Ex parte Thaw

Decision Date17 December 1913
Docket Number86.
Citation209 F. 954
PartiesEx parte THAW.
CourtU.S. District Court — District of New Hampshire

Drew Shurtleff, Morris & Oakes, of Lancaster, N.H., and N. E Martin, of Concord, N.H., for petitioner.

William T. Jerome, of New York City, and Bernard Jacobs, of Lancaster, N.H., for the State of New York.

ALDRICH District Judge.

Under the petitioner's motion to be admitted to bail, some appropriate method must be devised for inquiring into the public phase of the question presented. If we look to the face of the papers, it will appear that extradition is sought for a crime, declared by a New York statute to be a misdemeanor only, and not because he is an insane person escaping from custody. This reference to the nature of the charge is for the purpose of stating the present question and not for the purpose of defining the limit or scope of inquiries to be made to specific or general questions which may possibly hereafter arise.

For the purposes of the present question, therefore, we have a situation in which the right of bail exists, and the right is absolute whether viewed under the statutes of New York, the statutes of the state of New Hampshire, or the federal laws unless liberty of the petitioner under bail would be a menace to the community. It would not be interesting to inquire into the historical oppressions or other reasons which led to making the right of bail absolute in this country, except to say that they were sufficient to warrant imperative declarations in Constitutions and statutes that persons charged with the lesser crimes shall be entitled to bail; and for putting courts and magistrates under the imperative mandate that bail shall be granted except in cases of grave crime.
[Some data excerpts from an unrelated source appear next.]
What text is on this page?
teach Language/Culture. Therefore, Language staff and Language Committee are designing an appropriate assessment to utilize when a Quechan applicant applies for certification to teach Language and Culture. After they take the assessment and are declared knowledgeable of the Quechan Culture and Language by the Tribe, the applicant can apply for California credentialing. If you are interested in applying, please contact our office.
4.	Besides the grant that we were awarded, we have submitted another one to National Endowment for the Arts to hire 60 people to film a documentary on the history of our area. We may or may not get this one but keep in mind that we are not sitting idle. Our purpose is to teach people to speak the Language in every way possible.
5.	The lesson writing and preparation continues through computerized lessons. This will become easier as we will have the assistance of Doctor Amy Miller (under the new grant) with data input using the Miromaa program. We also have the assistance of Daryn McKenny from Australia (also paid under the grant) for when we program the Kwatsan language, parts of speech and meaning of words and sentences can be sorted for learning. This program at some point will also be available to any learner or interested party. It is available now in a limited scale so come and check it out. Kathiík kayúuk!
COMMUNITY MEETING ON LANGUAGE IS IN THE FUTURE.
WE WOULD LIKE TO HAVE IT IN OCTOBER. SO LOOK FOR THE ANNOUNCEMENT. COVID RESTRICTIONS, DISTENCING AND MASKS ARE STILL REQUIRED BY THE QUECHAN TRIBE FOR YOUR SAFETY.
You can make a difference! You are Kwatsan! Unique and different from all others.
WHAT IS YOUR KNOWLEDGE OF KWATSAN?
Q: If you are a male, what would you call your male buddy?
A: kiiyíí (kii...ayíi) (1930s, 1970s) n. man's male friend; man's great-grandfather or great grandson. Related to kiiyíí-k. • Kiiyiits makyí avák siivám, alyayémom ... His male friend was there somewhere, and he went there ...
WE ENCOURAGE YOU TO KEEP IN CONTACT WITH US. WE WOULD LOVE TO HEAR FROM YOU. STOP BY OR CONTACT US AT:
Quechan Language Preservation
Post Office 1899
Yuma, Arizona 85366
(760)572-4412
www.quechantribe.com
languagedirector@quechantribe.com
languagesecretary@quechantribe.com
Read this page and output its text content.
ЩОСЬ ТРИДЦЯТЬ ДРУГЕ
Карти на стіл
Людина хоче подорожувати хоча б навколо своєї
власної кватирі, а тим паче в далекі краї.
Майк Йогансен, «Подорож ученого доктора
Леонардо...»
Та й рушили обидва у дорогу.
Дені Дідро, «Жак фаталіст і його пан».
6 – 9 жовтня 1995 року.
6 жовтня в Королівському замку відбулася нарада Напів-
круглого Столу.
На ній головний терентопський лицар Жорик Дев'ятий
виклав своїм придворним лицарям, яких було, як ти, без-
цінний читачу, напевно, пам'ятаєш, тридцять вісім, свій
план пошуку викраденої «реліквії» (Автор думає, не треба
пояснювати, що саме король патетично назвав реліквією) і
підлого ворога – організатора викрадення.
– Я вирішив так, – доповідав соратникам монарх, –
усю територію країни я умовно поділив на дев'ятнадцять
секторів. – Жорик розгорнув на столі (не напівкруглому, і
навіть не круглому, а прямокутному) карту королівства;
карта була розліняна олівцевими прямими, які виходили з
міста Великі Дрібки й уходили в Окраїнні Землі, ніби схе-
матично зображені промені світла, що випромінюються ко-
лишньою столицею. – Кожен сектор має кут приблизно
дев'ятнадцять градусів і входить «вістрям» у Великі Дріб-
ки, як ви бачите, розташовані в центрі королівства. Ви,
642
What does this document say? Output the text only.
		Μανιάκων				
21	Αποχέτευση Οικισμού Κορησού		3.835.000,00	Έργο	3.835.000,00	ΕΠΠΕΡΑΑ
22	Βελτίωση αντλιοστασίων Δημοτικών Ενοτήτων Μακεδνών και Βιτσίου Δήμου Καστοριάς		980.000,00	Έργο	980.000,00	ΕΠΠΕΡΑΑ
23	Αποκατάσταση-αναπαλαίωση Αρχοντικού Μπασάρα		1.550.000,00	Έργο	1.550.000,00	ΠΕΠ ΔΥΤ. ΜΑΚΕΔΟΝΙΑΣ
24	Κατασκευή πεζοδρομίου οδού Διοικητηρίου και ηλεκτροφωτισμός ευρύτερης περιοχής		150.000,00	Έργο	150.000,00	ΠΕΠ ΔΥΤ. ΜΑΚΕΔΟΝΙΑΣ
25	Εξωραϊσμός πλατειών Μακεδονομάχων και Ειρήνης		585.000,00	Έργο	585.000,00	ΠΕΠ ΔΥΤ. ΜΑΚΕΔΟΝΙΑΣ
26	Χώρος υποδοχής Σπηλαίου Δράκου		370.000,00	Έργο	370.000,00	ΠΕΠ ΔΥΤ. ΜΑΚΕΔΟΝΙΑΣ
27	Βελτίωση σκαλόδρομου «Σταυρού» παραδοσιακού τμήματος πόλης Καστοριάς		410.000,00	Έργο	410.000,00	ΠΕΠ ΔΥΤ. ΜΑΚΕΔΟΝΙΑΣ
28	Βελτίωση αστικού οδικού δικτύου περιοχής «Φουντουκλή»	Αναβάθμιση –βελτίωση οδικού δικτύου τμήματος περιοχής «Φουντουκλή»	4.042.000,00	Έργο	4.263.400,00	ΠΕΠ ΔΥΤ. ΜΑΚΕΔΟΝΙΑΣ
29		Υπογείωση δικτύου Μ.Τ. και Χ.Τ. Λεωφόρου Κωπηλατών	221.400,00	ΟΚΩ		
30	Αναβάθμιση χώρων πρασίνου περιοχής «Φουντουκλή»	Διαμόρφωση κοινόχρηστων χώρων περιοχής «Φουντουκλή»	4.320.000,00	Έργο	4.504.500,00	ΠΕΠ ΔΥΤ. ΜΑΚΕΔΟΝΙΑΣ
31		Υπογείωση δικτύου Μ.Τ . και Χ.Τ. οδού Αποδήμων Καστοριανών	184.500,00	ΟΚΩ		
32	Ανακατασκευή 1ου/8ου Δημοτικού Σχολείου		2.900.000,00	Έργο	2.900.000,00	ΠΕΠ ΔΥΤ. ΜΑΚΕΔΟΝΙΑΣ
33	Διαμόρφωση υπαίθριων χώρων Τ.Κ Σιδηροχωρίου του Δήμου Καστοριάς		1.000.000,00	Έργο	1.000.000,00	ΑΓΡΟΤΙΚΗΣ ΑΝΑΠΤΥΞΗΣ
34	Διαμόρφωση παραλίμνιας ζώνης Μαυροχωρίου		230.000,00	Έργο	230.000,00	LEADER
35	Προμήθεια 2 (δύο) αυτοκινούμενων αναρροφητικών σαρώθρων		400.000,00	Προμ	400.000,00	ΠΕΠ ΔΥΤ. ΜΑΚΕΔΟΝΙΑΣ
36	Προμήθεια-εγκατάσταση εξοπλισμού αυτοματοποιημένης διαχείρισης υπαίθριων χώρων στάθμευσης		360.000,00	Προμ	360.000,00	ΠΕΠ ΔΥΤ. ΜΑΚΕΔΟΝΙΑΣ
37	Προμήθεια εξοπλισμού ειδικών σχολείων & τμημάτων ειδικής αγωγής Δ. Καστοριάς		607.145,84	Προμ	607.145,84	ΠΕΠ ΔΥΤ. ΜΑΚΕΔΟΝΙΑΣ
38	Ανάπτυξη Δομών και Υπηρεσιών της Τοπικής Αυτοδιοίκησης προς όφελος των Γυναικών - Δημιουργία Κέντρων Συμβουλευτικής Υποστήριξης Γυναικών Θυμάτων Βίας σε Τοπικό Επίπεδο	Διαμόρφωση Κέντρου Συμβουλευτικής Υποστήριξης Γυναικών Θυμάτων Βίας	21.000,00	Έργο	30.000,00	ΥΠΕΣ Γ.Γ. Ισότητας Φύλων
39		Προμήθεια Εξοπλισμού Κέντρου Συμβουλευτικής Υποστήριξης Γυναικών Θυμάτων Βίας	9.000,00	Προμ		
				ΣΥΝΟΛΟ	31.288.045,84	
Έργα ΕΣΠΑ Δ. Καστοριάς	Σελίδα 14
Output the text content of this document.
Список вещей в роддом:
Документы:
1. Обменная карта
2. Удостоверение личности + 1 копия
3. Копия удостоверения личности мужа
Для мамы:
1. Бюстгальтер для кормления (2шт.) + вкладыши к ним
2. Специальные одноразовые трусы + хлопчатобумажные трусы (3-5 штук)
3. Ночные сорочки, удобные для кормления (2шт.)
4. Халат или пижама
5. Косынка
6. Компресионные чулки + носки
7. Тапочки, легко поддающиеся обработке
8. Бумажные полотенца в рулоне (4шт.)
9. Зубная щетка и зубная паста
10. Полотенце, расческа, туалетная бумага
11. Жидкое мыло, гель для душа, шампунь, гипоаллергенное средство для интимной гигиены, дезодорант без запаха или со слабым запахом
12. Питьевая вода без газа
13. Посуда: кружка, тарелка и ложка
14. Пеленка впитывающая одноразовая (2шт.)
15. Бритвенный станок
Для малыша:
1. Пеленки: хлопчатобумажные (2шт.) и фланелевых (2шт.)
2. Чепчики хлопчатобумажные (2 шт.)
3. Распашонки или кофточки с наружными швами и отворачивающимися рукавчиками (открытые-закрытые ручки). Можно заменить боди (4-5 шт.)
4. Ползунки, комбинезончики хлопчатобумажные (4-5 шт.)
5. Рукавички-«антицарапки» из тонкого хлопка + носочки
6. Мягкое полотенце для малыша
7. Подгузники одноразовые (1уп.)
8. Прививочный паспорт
The right of bail, however, is subject, like all other personal rights, to being influenced by considerations of public policy and public safety. This petitioner was put on trial some years ago charged with a high crime, and was acquitted on the ground of insanity, and he was thereupon, under a New York statute, committed to the Matteawan Hospital for the Insane. As a result of these proceedings, and according to the theory of the subsequent New York cases in respect to them, the petitioner was held at Matteawan, not as a criminal, but as a person whose liberty would be a menace to the community.

There is no pretense in any of the New York cases that there was any authority, under the New York law, for holding him, or suggestion of any purpose on the part of the learned judges dealing with the situation to hold him, beyond the time at which he would cease to be a person whose liberty would be a menace. Indeed, Justice Morschauser says in deciding one of the Thaw habeas corpus cases before him, referring to the verdict, and quoting the statute:

'The court must thereupon, if the defendant be in custody, and they deem his discharge dangerous to the public peace or safety, order him to be committed to the state lunatic asylum until he becomes sane.'

And again:

'Until he has recovered, or until such time as it shall be reasonably certain that there is no danger of a recurring attack of the delusion, or whatever it may be. ' People v. Baker, 59 Misc.Rep. 359, 361, 365, 110 N.Y.Supp. 848, 849, 852.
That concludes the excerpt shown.